Friday, 4 May 2012

Quality time apart?

One of the major things that strikes people about allowing our children to learn at home seems to be the fact I will not get a 'break' from them. I've heard many people say "I can't wait for my so-and-so to go to school so I can have a bit of time to myself". Who can blame them? Parenting is an exhausting and all-consuming job, and one of the big debates I've had with myself has been over whether I will miss out on 'quality' time with Callum and Charlie because their older brother is about all the time. Even expressing this thought in writing is making me very uncomfortable, I just couldn't send Joseph to school for any other reason than because I strongly felt that this would be the best place for him to learn, and because I don't have that feeling in the slightest I cannot send him.

I've done a great deal of soul-searching over the last year or so, asking myself where all this is coming from and whether I am responding to a need or some unresolved issue in myself. I feel I can confidently say that this is not the case. I've also had to think seriously about the time commitment that will be required on my part and the fact that all three boys will be with me pretty much all day every day. Recently another parent we know approached Oliver and told him that there's no way I'll be able to put up with having Joseph around me all the time and that he'll be in school within 6 months! I'm not offended by this, I completely understand the need of parents to have time away from their children and this statement probably reflected a fair amount of projection on the part of the parent involved. Who knows maybe Joseph will be at school in 6 months, I'm planning to go with the flow and do what seems best for him so I wouldn't rule anything out. What I do know though is that if and when he does ever go to school it will be because that seems to be the best place for him, and not because I need a break from him at home.

People have often asked how I cope being at home with the boys all the time, and commented on how difficult it must be not to have the 'break' of paid work. As I have grown into my role as mother though, I have found that I don't find it a 'break' to spend significant periods of time away from my children. Of course I love a bit of time alone, as I write this I'm sat alone in a cafe on a sunny afternoon while Ollie is at home with the boys and it's positively blissful! There are also times when I would say I need time alone too; at the beginning of the year I had a lot on my mind, decisions to make, and needed time alone to think it all through. Never more than a few hours though. What I've learned about myself is that I feel more calm and peaceful at home with the children the more time I spend with them, and I think there are two main reasons for this:

The more time I spend with the boys, the more 'in tune' I feel with them and the better I feel able to respond to their needs.....and the better I am at responding to them, the more peaceful our relationship is. Because I'm with them all the time I understand their flow throughout the day, I feel better able to read their cues and can often anticipate issues before they arise. I do a better job when I'm with them more, I'm not saying everyone does, but I do. If I've had a few hours away I find it really difficult to step back into the pace of home life, pick up on where everybody is and respond accordingly. It often takes a little while to readjust after all we have three small boys, our home life probably seems 'chaotic' to some, but not to me if I don't step outside of it!!
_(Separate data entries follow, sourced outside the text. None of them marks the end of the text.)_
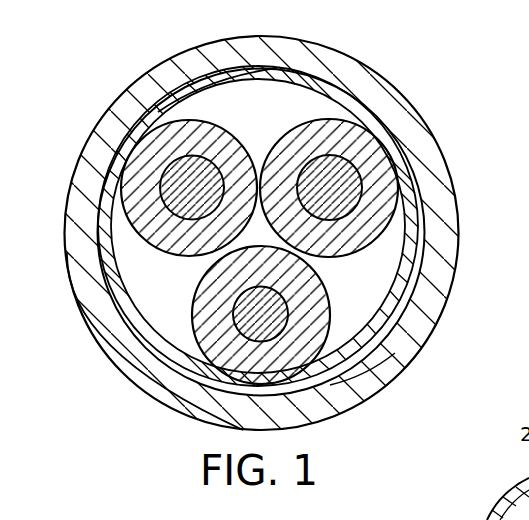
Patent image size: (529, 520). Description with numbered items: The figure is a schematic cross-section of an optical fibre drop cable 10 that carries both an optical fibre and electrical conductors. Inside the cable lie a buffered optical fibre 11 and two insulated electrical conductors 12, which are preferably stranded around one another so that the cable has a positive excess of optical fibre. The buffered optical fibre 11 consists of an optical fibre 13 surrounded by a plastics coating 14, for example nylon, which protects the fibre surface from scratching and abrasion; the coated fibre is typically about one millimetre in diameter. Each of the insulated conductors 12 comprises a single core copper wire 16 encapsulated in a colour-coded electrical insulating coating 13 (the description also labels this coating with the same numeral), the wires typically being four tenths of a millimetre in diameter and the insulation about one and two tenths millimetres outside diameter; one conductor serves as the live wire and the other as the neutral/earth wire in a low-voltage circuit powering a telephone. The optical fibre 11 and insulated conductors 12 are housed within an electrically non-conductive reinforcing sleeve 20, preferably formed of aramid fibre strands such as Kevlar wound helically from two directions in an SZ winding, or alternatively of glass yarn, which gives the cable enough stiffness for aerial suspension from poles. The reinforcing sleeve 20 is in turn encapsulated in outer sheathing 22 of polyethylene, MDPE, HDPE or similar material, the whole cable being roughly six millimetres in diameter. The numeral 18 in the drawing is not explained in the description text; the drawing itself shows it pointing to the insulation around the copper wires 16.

The optical fibre drop cable 10 is at (428, 103).
The buffered optical fibre 11 is at (185, 327).
The insulated electrical conductors 12 is at (231, 123).
The optical fibre 13 is at (377, 388).
The plastics coating 14 is at (200, 350).
The single core copper wires 16 is at (167, 185).
The insulation 18 is at (138, 207).
The reinforcing sleeve 20 is at (418, 340).
The sheathing 22 is at (160, 78).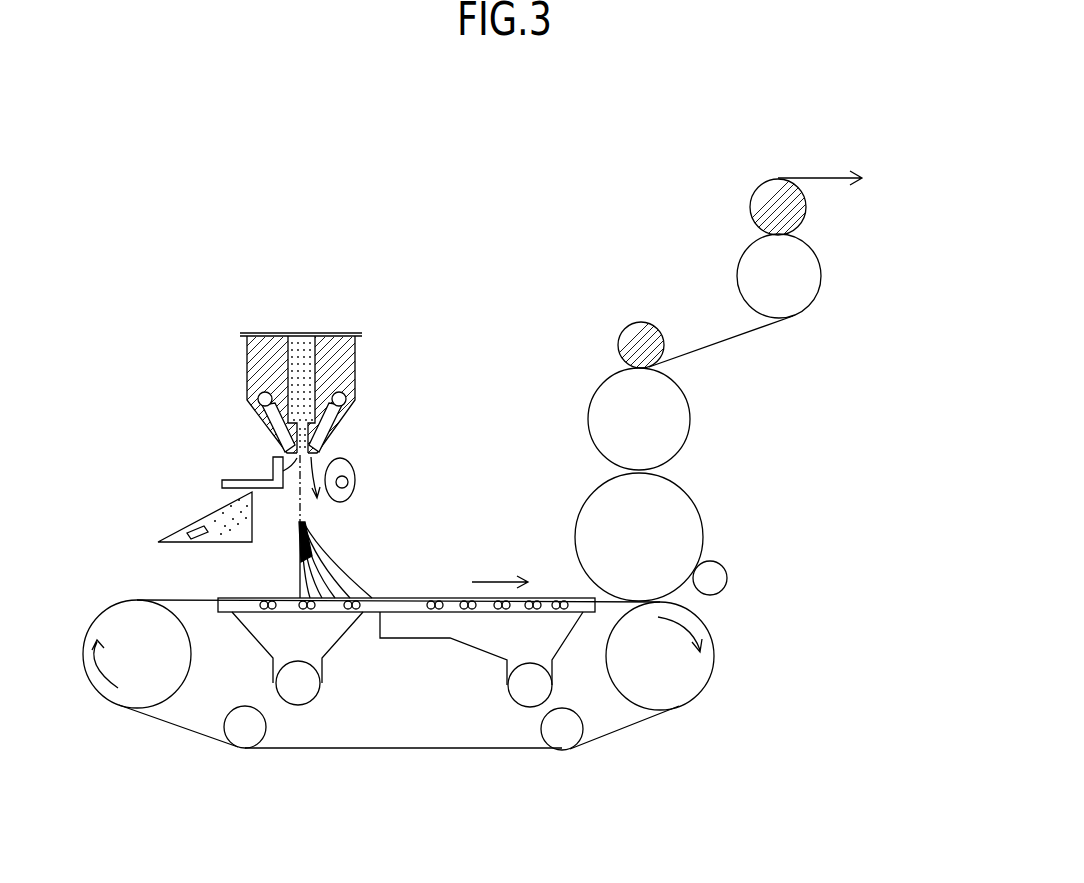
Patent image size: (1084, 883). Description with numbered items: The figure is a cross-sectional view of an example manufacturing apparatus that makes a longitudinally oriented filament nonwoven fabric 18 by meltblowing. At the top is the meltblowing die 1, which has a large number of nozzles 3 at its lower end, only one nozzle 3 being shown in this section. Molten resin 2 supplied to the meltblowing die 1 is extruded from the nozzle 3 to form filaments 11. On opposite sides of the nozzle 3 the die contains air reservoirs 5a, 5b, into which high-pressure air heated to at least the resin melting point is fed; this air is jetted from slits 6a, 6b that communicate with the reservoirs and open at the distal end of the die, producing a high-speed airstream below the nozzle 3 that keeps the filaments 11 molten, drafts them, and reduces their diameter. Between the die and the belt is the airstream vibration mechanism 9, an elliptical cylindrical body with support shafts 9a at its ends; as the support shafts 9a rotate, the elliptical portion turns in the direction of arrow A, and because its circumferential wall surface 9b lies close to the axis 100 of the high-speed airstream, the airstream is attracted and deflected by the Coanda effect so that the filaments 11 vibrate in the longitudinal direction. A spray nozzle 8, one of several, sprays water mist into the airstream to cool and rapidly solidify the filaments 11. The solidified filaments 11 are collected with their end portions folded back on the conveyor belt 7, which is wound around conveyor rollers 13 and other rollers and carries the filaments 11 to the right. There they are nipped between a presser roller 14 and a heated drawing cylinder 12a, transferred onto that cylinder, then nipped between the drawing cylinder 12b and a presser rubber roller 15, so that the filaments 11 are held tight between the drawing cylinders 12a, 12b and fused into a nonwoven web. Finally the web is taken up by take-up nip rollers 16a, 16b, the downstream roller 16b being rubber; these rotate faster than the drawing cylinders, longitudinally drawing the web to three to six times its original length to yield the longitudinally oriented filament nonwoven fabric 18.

The meltblowing die 1 is at (226, 358).
The molten resin 2 is at (303, 333).
The nozzle 3 is at (293, 458).
The air reservoir 5a is at (258, 399).
The air reservoir 5b is at (346, 393).
The slit 6a is at (288, 447).
The slit 6b is at (316, 452).
The conveyor belt 7 is at (627, 730).
The spray nozzle 8 is at (190, 529).
The airstream vibration mechanism 9 is at (338, 461).
The support shaft 9a is at (344, 488).
The circumferential wall surface 9b is at (348, 481).
The filament 11 is at (333, 565).
The drawing cylinder 12a is at (672, 499).
The drawing cylinder 12b is at (672, 421).
The conveyor roller 13 is at (700, 663).
The presser roller 14 is at (727, 580).
The presser rubber roller 15 is at (626, 336).
The take-up nip roller 16a is at (790, 277).
The take-up nip roller 16b is at (797, 203).
The longitudinally oriented filament nonwoven fabric 18 is at (820, 178).
The axis of the high-speed airstream 100 is at (300, 578).
The rotation direction arrow A is at (325, 517).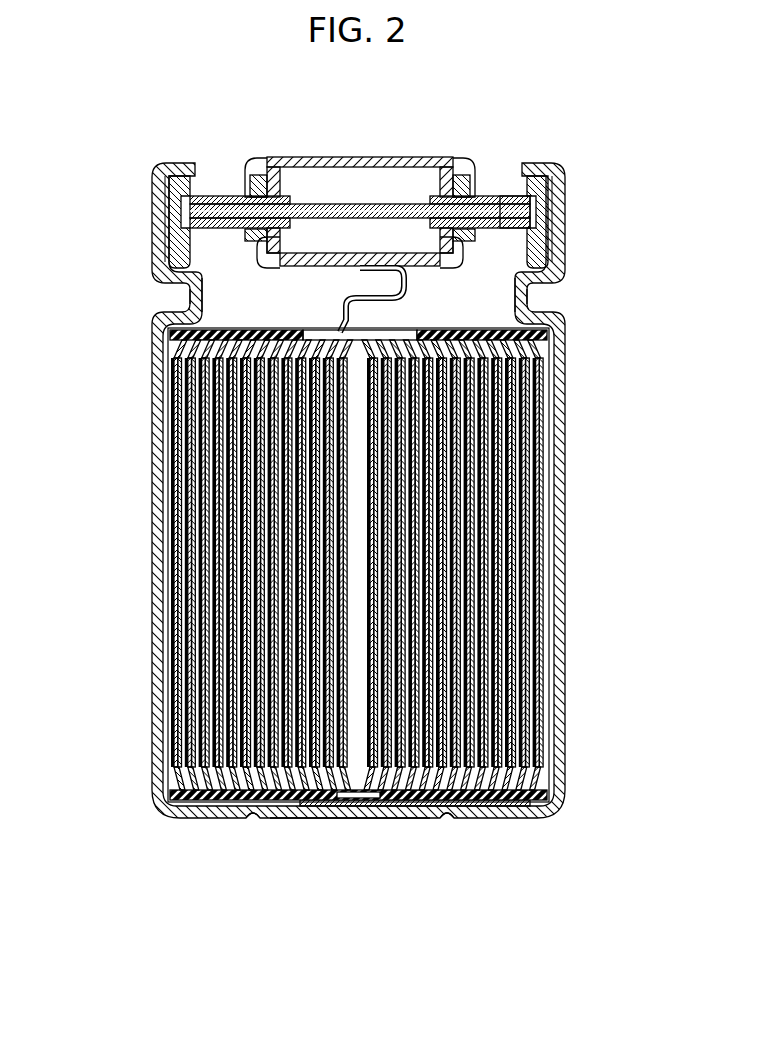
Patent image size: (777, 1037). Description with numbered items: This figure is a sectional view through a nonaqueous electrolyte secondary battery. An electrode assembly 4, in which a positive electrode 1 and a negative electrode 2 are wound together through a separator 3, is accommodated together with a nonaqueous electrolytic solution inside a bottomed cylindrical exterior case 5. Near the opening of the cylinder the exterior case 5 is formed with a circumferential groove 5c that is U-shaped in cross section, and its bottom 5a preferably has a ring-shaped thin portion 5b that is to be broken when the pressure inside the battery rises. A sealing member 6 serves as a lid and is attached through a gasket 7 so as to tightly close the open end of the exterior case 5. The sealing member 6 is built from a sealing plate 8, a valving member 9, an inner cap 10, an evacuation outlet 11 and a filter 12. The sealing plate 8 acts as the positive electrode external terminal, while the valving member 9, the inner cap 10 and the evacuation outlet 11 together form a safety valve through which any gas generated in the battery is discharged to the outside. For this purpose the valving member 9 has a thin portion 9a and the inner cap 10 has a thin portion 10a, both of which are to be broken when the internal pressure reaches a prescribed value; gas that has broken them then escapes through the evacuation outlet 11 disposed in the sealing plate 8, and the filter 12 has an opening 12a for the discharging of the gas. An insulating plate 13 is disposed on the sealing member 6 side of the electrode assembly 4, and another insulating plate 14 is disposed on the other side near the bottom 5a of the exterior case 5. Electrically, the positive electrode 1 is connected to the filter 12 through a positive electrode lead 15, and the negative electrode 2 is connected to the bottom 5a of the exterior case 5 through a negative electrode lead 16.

The positive electrode 1 is at (535, 436).
The negative electrode 2 is at (530, 492).
The separator 3 is at (394, 565).
The electrode assembly 4 is at (418, 565).
The exterior case 5 is at (175, 820).
The bottom 5a is at (352, 820).
The ring-shaped thin portion 5b is at (255, 820).
The circumferential groove 5c is at (528, 300).
The sealing member 6 is at (488, 136).
The gasket 7 is at (168, 168).
The sealing plate 8 is at (382, 157).
The valving member 9 is at (345, 205).
The thin portion 9a is at (300, 205).
The inner cap 10 is at (532, 210).
The thin portion 10a is at (414, 200).
The evacuation outlet 11 is at (249, 157).
The filter 12 is at (540, 238).
The opening 12a is at (262, 252).
The insulating plate 13 is at (166, 345).
The insulating plate 14 is at (180, 798).
The positive electrode lead 15 is at (203, 300).
The negative electrode lead 16 is at (500, 806).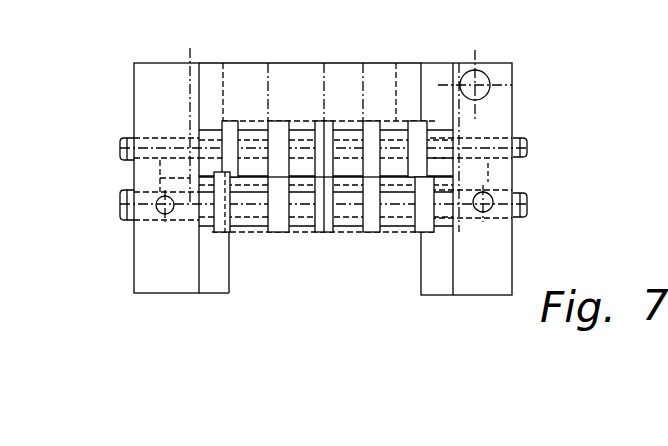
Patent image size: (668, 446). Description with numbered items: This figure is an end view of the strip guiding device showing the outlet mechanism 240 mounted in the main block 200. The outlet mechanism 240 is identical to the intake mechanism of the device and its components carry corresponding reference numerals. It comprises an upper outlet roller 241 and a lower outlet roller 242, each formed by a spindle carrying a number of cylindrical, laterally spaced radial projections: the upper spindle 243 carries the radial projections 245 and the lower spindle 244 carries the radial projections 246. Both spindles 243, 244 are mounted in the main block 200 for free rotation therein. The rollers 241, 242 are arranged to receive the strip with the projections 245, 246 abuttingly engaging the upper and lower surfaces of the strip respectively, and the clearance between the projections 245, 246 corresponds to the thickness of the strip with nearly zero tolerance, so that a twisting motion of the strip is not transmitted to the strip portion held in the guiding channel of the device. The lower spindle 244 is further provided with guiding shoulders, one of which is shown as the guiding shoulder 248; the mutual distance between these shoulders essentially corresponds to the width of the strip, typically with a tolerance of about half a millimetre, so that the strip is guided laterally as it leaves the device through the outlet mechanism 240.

The main block 200 is at (518, 254).
The outlet mechanism 240 is at (120, 176).
The upper outlet roller 241 is at (531, 147).
The lower outlet roller 242 is at (531, 206).
The upper spindle 243 is at (521, 129).
The lower spindle 244 is at (530, 196).
The radial projections of upper roller 245 is at (420, 120).
The radial projections of lower roller 246 is at (430, 234).
The guiding shoulder 248 is at (448, 234).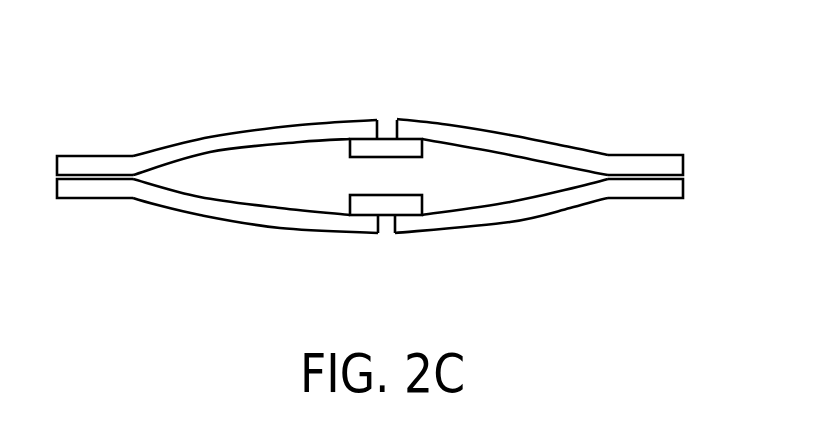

The other reason I feel more peaceful the more I am with them is the whole issue of rushing around. Unless I am leaving the boys at home with Oliver, leaving them takes a lot of organisation and planning. Recently I've been working 4 hours, two afternoons a week for a short period and this has caused far more upheaval than I expected; we all need to be ready (and I need to stay clean!), everybody needs a lunch made (although I often forget my own!), car seats need to be transferred between cars and the children need to be delivered to their Grandad. In reality I spend as long getting to work as I do working. Then there's getting home, transferring car seats again, packing up belongings and taking three tired children home for baths and bed. The tired end of the day is not the best for any of us, I'd be sad if this was all I saw of them during the week. Being with them all the time means that our time is not pressured, we can just be together. Our time feels of greater 'quality' the more of it we spend together, and the less we spend it rushing about trying to get somewhere else.

I know from speaking to plenty of other women that this is not how it is for everybody and some people really do feel that they benefit from time away from their children whether that is work, holidays or just time spent doing something else. No parent should feel guilty if this is the case for them because in my opinion the most important thing is that you feel able to give the best of yourself, and if you achieve this by spending time elsewhere then that's a great deal better than feeling frazzled at home! For me, getting out for a coffee with a friend or having a morning at home alone is usually enough of a break, anything more starts to get a bit stressful although I'm sure this will change as they get older and are less dependent on me. I've no doubt that the time will come when they will happily let me know when they need a break from me!! So where learning at home is concerned I'm not worried that I won't have a break while they are at school, our home will be messier for it but I do believe our family will be happier that way. In any case I love being with the boys, they are wonderful, interesting, thoughtful company and I learn a great deal from being with them. 'Me Time' is not something I get from being away from them for significant periods of the day or week, I am the best part of me when I'm with them, and I don't feel ashamed of that.